Statistical Rotamer Libraries. Our side-chain libraries may be characterized as statistical rotamer libraries.  We include more than 1000 configurations of every side chain, and these are distributed according to the Boltzmann factor of the indicated forcefield.  These are not energy-minimized configurations, but structures representative of an equilibrium ensemble.  Initial libraries will not distinguish among traditional rotamers (i.e., among torsional states defined by the chi angles).  Future libraries will indeed include rotamer classification to permit the user to employ any chosen distribution of rotameric states.

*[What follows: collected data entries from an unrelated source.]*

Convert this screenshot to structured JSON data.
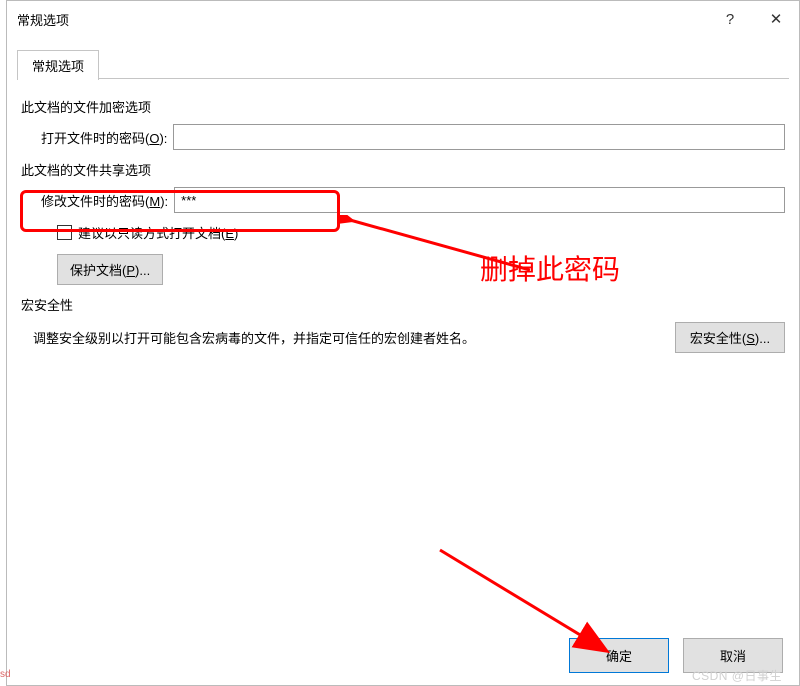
{
  "window": {
    "title": "常规选项",
    "help_icon": "?",
    "close_icon": "✕"
  },
  "tabs": {
    "active": "常规选项"
  },
  "sections": {
    "encrypt": {
      "label": "此文档的文件加密选项",
      "open_password_label_pre": "打开文件时的密码(",
      "open_password_label_key": "O",
      "open_password_label_post": "):",
      "open_password_value": ""
    },
    "share": {
      "label": "此文档的文件共享选项",
      "modify_password_label_pre": "修改文件时的密码(",
      "modify_password_label_key": "M",
      "modify_password_label_post": "):",
      "modify_password_value": "***",
      "readonly_checkbox_pre": "建议以只读方式打开文档(",
      "readonly_checkbox_key": "E",
      "readonly_checkbox_post": ")",
      "protect_doc_label_pre": "保护文档(",
      "protect_doc_label_key": "P",
      "protect_doc_label_post": ")..."
    },
    "macro": {
      "label": "宏安全性",
      "desc": "调整安全级别以打开可能包含宏病毒的文件，并指定可信任的宏创建者姓名。",
      "macro_btn_pre": "宏安全性(",
      "macro_btn_key": "S",
      "macro_btn_post": ")..."
    }
  },
  "footer": {
    "ok": "确定",
    "cancel": "取消"
  },
  "annotations": {
    "delete_pwd": "删掉此密码",
    "watermark": "CSDN @日事生",
    "sd": "sd"
  },
  "colors": {
    "highlight": "#ff0000",
    "focus_border": "#0078d7"
  }
}
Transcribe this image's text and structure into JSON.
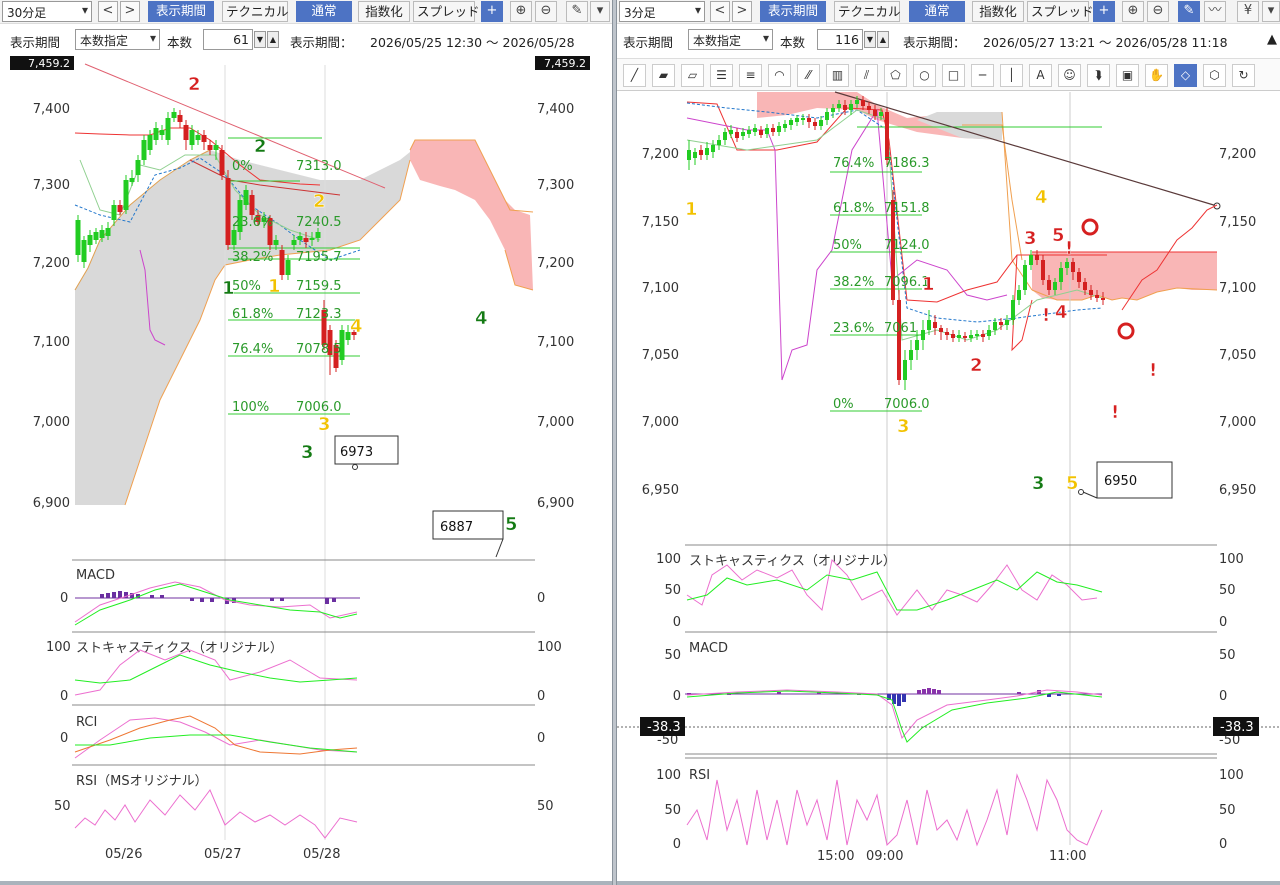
{
  "left": {
    "toolbar": {
      "timeframe": "30分足",
      "prev": "<",
      "next": ">",
      "period_btn": "表示期間",
      "tech_btn": "テクニカル",
      "normal_btn": "通常",
      "index_btn": "指数化",
      "spread_btn": "スプレッド",
      "plus": "+",
      "zoom_in": "⊕",
      "zoom_out": "⊖",
      "pen": "✎"
    },
    "period": {
      "label": "表示期間",
      "mode": "本数指定",
      "count_label": "本数",
      "count": "61",
      "range_label": "表示期間：",
      "range": "2026/05/25 12:30 ～ 2026/05/28"
    },
    "price_axis": [
      "7,400",
      "7,300",
      "7,200",
      "7,100",
      "7,000",
      "6,900"
    ],
    "top_price": "7,459.2",
    "fib": [
      {
        "l": "0%",
        "v": "7313.0"
      },
      {
        "l": "23.6%",
        "v": "7240.5"
      },
      {
        "l": "38.2%",
        "v": "7195.7"
      },
      {
        "l": "50%",
        "v": "7159.5"
      },
      {
        "l": "61.8%",
        "v": "7123.3"
      },
      {
        "l": "76.4%",
        "v": "7078.5"
      },
      {
        "l": "100%",
        "v": "7006.0"
      }
    ],
    "callouts": [
      "6973",
      "6887"
    ],
    "waves": {
      "red2": "2",
      "g2": "2",
      "y2": "2",
      "g1": "1",
      "y1": "1",
      "y4": "4",
      "g4": "4",
      "y3": "3",
      "g3": "3",
      "g5": "5"
    },
    "macd": {
      "title": "MACD",
      "axis": "0"
    },
    "stoch": {
      "title": "ストキャスティクス（オリジナル）",
      "axis_top": "100",
      "axis_mid": "0"
    },
    "rci": {
      "title": "RCI",
      "axis": "0"
    },
    "rsi": {
      "title": "RSI（MSオリジナル）",
      "axis": "50"
    },
    "dates": [
      "05/26",
      "05/27",
      "05/28"
    ]
  },
  "right": {
    "toolbar": {
      "timeframe": "3分足",
      "prev": "<",
      "next": ">",
      "period_btn": "表示期間",
      "tech_btn": "テクニカル",
      "normal_btn": "通常",
      "index_btn": "指数化",
      "spread_btn": "スプレッド",
      "plus": "+",
      "zoom_in": "⊕",
      "zoom_out": "⊖",
      "pen": "✎",
      "wave": "〰",
      "yen": "¥",
      "more": "▾"
    },
    "period": {
      "label": "表示期間",
      "mode": "本数指定",
      "count_label": "本数",
      "count": "116",
      "range_label": "表示期間：",
      "range": "2026/05/27 13:21 ～ 2026/05/28 11:18"
    },
    "drawing_tools": [
      "╱",
      "▰",
      "▱",
      "☰",
      "≡",
      "◠",
      "⁄⁄",
      "▥",
      "⫽",
      "⬠",
      "○",
      "□",
      "─",
      "│",
      "A",
      "☺",
      "⮯",
      "▣",
      "✋",
      "◇",
      "⬡",
      "↻"
    ],
    "drawing_tool_labels": {
      "icon": "icon"
    },
    "price_axis_right": [
      "7,200",
      "7,150",
      "7,100",
      "7,050",
      "7,000",
      "6,950"
    ],
    "price_axis_left": [
      "7,200",
      "7,150",
      "7,100",
      "7,050",
      "7,000",
      "6,950"
    ],
    "fib": [
      {
        "l": "76.4%",
        "v": "7186.3"
      },
      {
        "l": "61.8%",
        "v": "7151.8"
      },
      {
        "l": "50%",
        "v": "7124.0"
      },
      {
        "l": "38.2%",
        "v": "7096.1"
      },
      {
        "l": "23.6%",
        "v": "7061"
      },
      {
        "l": "0%",
        "v": "7006.0"
      }
    ],
    "callouts": [
      "6950"
    ],
    "waves": {
      "y1": "1",
      "r1": "1",
      "y4": "4",
      "r3": "3",
      "r5": "5",
      "ex": "!",
      "r4": "4",
      "r2": "2",
      "y3": "3",
      "g3": "3",
      "y5": "5"
    },
    "stoch": {
      "title": "ストキャスティクス（オリジナル）",
      "a100": "100",
      "a50": "50",
      "a0": "0"
    },
    "macd": {
      "title": "MACD",
      "a50": "50",
      "a0": "0",
      "a-50": "-50",
      "badge": "-38.3"
    },
    "rsi": {
      "title": "RSI",
      "a100": "100",
      "a50": "50",
      "a0": "0"
    },
    "times": [
      "15:00",
      "09:00",
      "11:00"
    ]
  }
}
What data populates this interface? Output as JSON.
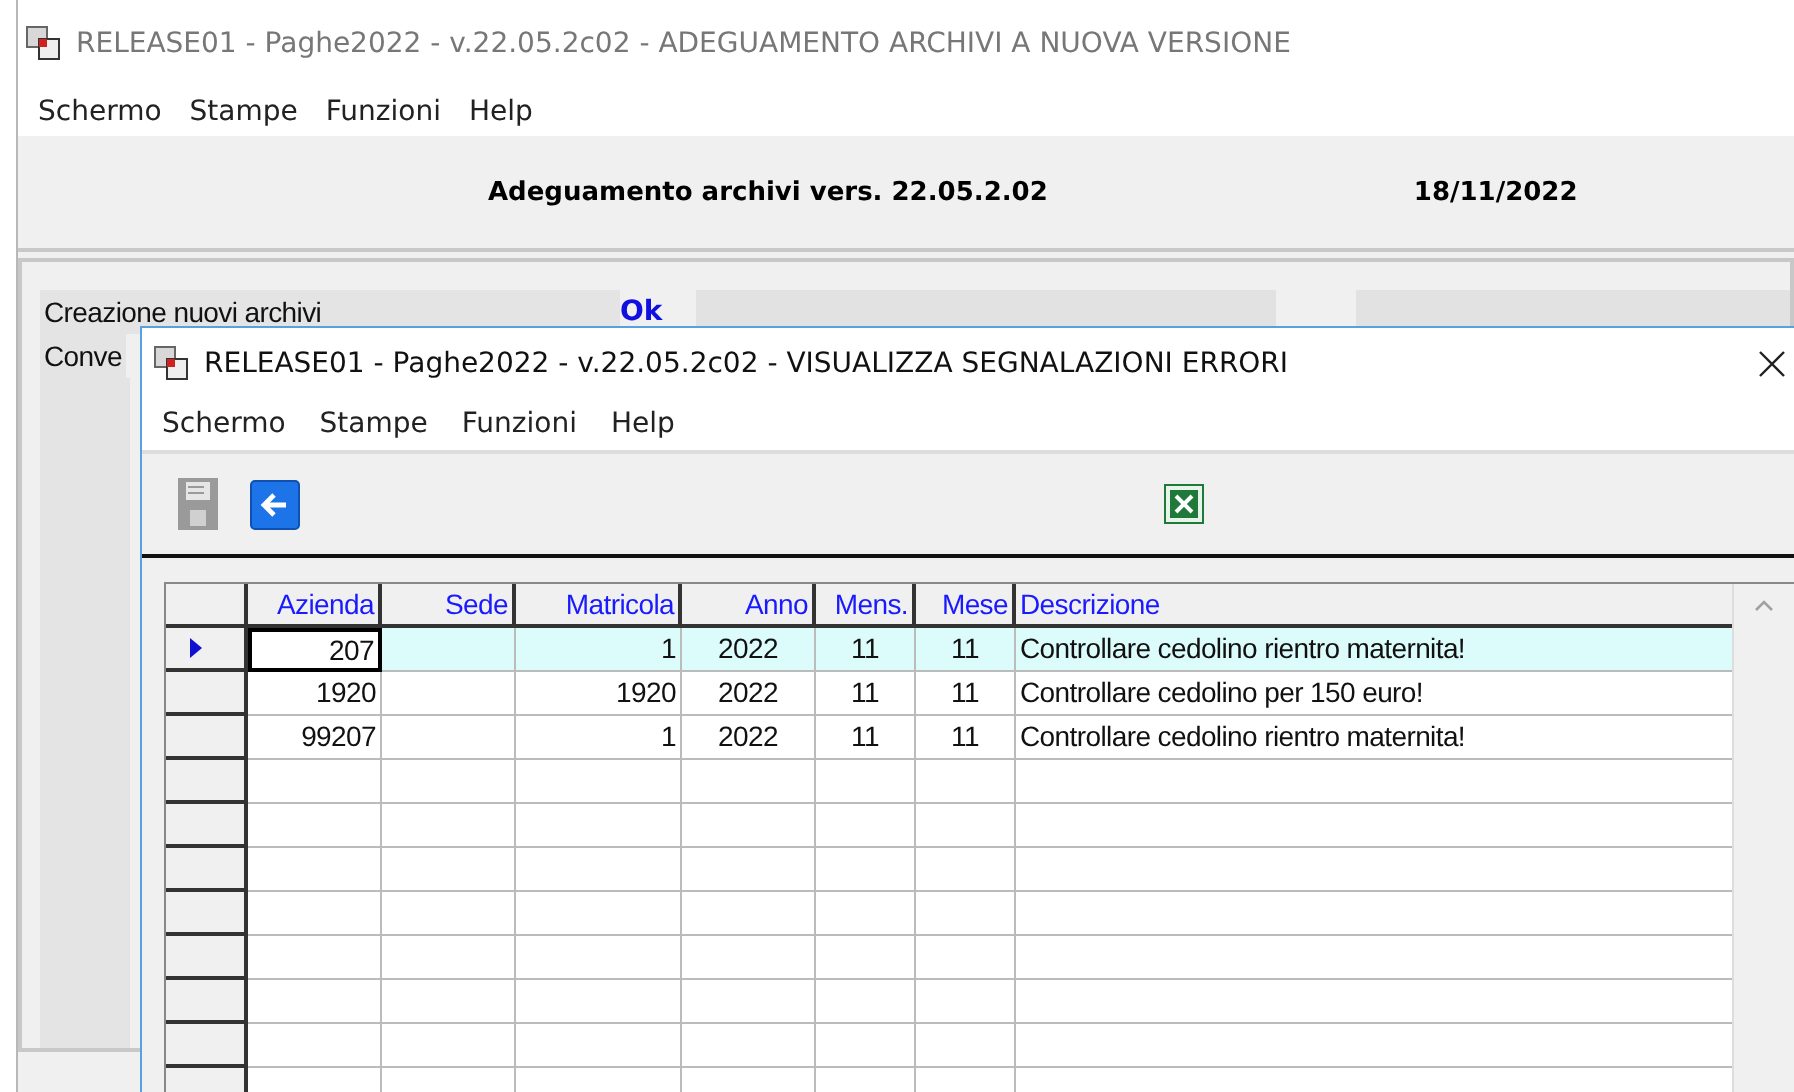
{
  "window": {
    "title": "RELEASE01 - Paghe2022 - v.22.05.2c02 - ADEGUAMENTO ARCHIVI A NUOVA VERSIONE"
  },
  "menu": [
    "Schermo",
    "Stampe",
    "Funzioni",
    "Help"
  ],
  "header": {
    "heading": "Adeguamento archivi vers. 22.05.2.02",
    "date": "18/11/2022"
  },
  "steps": [
    {
      "label": "Creazione nuovi archivi",
      "result": "Ok"
    },
    {
      "label": "Conve"
    }
  ],
  "dialog": {
    "title": "RELEASE01 - Paghe2022 - v.22.05.2c02 - VISUALIZZA SEGNALAZIONI ERRORI",
    "menu": [
      "Schermo",
      "Stampe",
      "Funzioni",
      "Help"
    ],
    "toolbar": [
      {
        "kind": "save",
        "disabled": true
      },
      {
        "kind": "back",
        "disabled": false
      },
      {
        "kind": "excel",
        "disabled": false
      }
    ],
    "table": {
      "columns": [
        "Azienda",
        "Sede",
        "Matricola",
        "Anno",
        "Mens.",
        "Mese",
        "Descrizione"
      ],
      "rows": [
        {
          "selected": true,
          "cells": [
            "207",
            "",
            "1",
            "2022",
            "11",
            "11",
            "Controllare cedolino rientro maternita!"
          ]
        },
        {
          "selected": false,
          "cells": [
            "1920",
            "",
            "1920",
            "2022",
            "11",
            "11",
            "Controllare cedolino per 150 euro!"
          ]
        },
        {
          "selected": false,
          "cells": [
            "99207",
            "",
            "1",
            "2022",
            "11",
            "11",
            "Controllare cedolino rientro maternita!"
          ]
        }
      ]
    }
  }
}
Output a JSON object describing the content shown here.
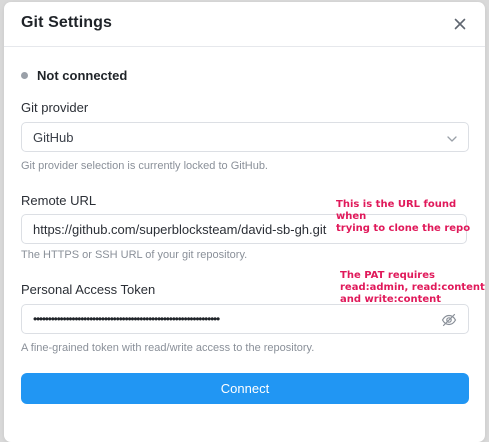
{
  "dialog": {
    "title": "Git Settings",
    "close_icon": "close-icon"
  },
  "status": {
    "text": "Not connected",
    "dot_color": "#9aa0a8"
  },
  "provider": {
    "label": "Git provider",
    "selected": "GitHub",
    "help": "Git provider selection is currently locked to GitHub."
  },
  "remote_url": {
    "label": "Remote URL",
    "value": "https://github.com/superblocksteam/david-sb-gh.git",
    "help": "The HTTPS or SSH URL of your git repository."
  },
  "token": {
    "label": "Personal Access Token",
    "masked_value": "•••••••••••••••••••••••••••••••••••••••••••••••••••••••••••••••",
    "help": "A fine-grained token with read/write access to the repository.",
    "toggle_icon": "eye-off-icon"
  },
  "annotations": {
    "url_note": "This is the URL found when\ntrying to clone the repo",
    "pat_note": "The PAT requires\nread:admin, read:content\nand write:content",
    "color": "#e0195a"
  },
  "actions": {
    "connect_label": "Connect",
    "accent": "#2196f3"
  }
}
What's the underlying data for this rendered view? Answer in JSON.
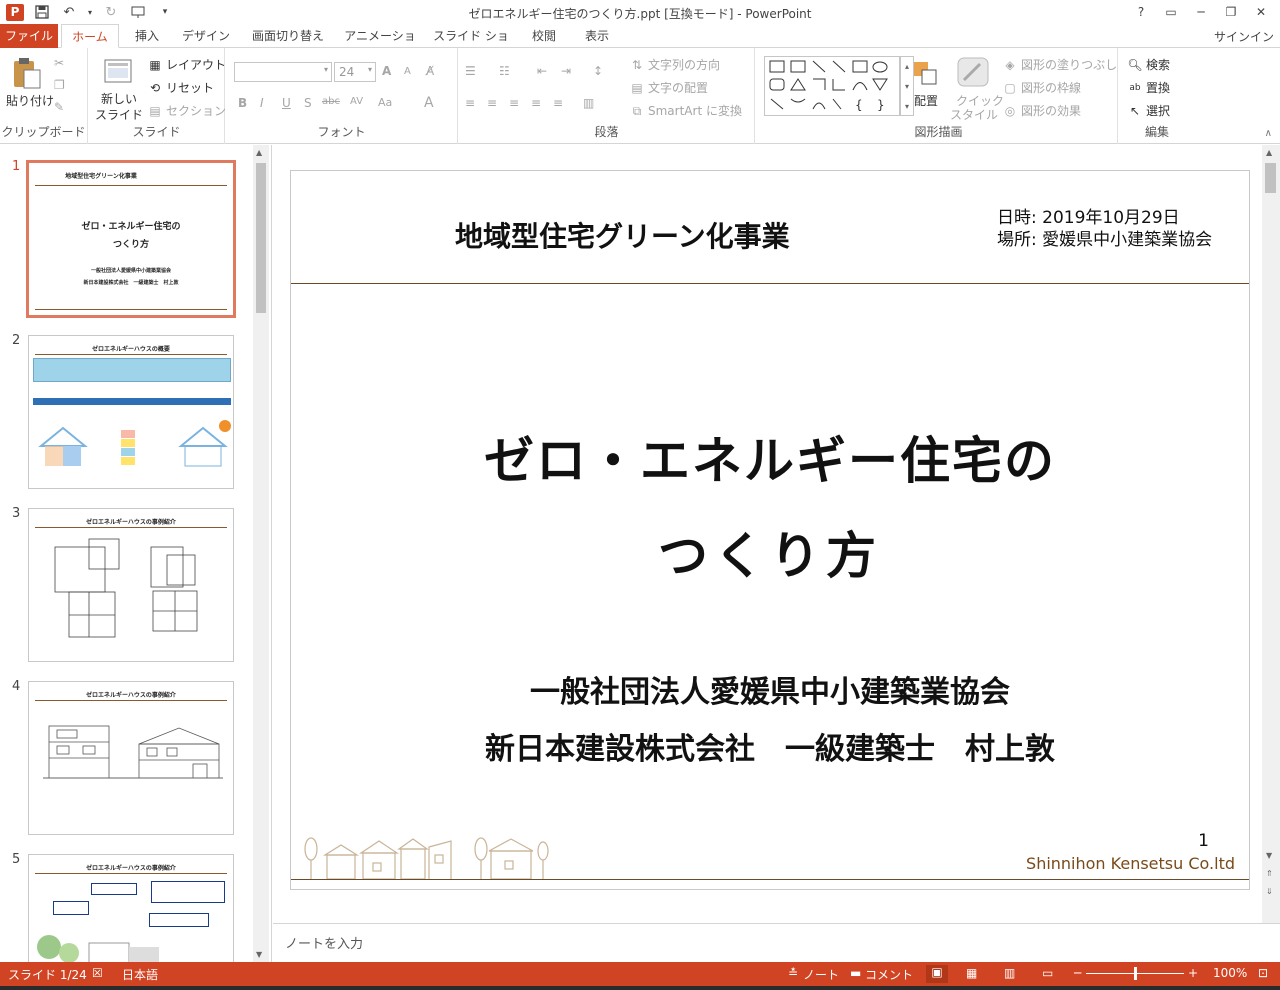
{
  "window": {
    "title": "ゼロエネルギー住宅のつくり方.ppt [互換モード] - PowerPoint",
    "help": "?",
    "controls": [
      "▭",
      "─",
      "❐",
      "✕"
    ],
    "sign_in": "サインイン"
  },
  "tabs": [
    "ファイル",
    "ホーム",
    "挿入",
    "デザイン",
    "画面切り替え",
    "アニメーション",
    "スライド ショー",
    "校閲",
    "表示"
  ],
  "ribbon": {
    "clipboard": {
      "paste": "貼り付け",
      "label": "クリップボード"
    },
    "slides": {
      "new_slide": "新しい",
      "new_slide2": "スライド",
      "layout": "レイアウト",
      "reset": "リセット",
      "section": "セクション",
      "label": "スライド"
    },
    "font": {
      "font_size": "24",
      "label": "フォント",
      "bold": "B",
      "italic": "I",
      "underline": "U",
      "shadow": "S",
      "strike": "abc",
      "spacing": "AV",
      "case": "Aa",
      "grow": "A",
      "shrink": "A"
    },
    "paragraph": {
      "text_direction": "文字列の方向",
      "align_text": "文字の配置",
      "smartart": "SmartArt に変換",
      "label": "段落"
    },
    "drawing": {
      "arrange": "配置",
      "quick_styles": "クイック",
      "quick_styles2": "スタイル",
      "fill": "図形の塗りつぶし",
      "outline": "図形の枠線",
      "effects": "図形の効果",
      "label": "図形描画"
    },
    "editing": {
      "find": "検索",
      "replace": "置換",
      "select": "選択",
      "label": "編集"
    }
  },
  "thumbnails": [
    {
      "num": "1",
      "title": "地域型住宅グリーン化事業",
      "sub1": "ゼロ・エネルギー住宅の",
      "sub2": "つくり方",
      "org1": "一般社団法人愛媛県中小建築業協会",
      "org2": "新日本建設株式会社　一級建築士　村上敦"
    },
    {
      "num": "2",
      "title": "ゼロエネルギーハウスの概要"
    },
    {
      "num": "3",
      "title": "ゼロエネルギーハウスの事例紹介"
    },
    {
      "num": "4",
      "title": "ゼロエネルギーハウスの事例紹介"
    },
    {
      "num": "5",
      "title": "ゼロエネルギーハウスの事例紹介"
    }
  ],
  "slide": {
    "header": "地域型住宅グリーン化事業",
    "date": "日時: 2019年10月29日",
    "place": "場所: 愛媛県中小建築業協会",
    "title1": "ゼロ・エネルギー住宅の",
    "title2": "つくり方",
    "org1": "一般社団法人愛媛県中小建築業協会",
    "org2": "新日本建設株式会社　一級建築士　村上敦",
    "page": "1",
    "company": "Shinnihon Kensetsu Co.ltd"
  },
  "notes_placeholder": "ノートを入力",
  "status": {
    "slide": "スライド 1/24",
    "language": "日本語",
    "notes": "ノート",
    "comments": "コメント",
    "zoom": "100%"
  }
}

The ensembles presented here are of high statistical quality.  We have checked that all configurations are statistically independent – i.e., without correlations.  Further details on statistical analysis may be found in papers by Lyman and Zuckerman [Biophys. J., 2006 and J. Phys. Chem. B, 2007] as well as in forthcoming work by Zhang, Mamonov, and Zuckerman [expected 2008].

Technical details.  As noted, the configurations are distributed according to the Boltzmann factor of the indicated forcefield, in conjunction with the solvent model.  The ensemble is sampled independently of the protein backbone, and hence no correlations with the backbone are accounted for. C-alpha and C-beta atoms were included as anchors for calculating internal coordinates of side chain atoms. The valence of C-alpha was set to one and its charge was set to 0. The distance between C-alpha-C-beta atoms was constrained to the equilibrium value found in the force field. The analytical GB/SA model of Still [J. Phys. Chem. A, 101, 3005-3014 1997] was used as implemented in Tinker package.

Molecular Fragment Libraries. These are all-atom Boltzmann-factor ensembles, distributed according to the indicated forcefield and solvent model at the temperature of 298 K. Such fragments are useful both for equilibrium sampling [to be described in a forthcoming paper] or free energy calculations. The necessary degrees of freedom for linking one fragment to another (i.e., specifying the relative distance and orientation) are embodied in the coordinates of dummy atoms. All configurations are statistically independent.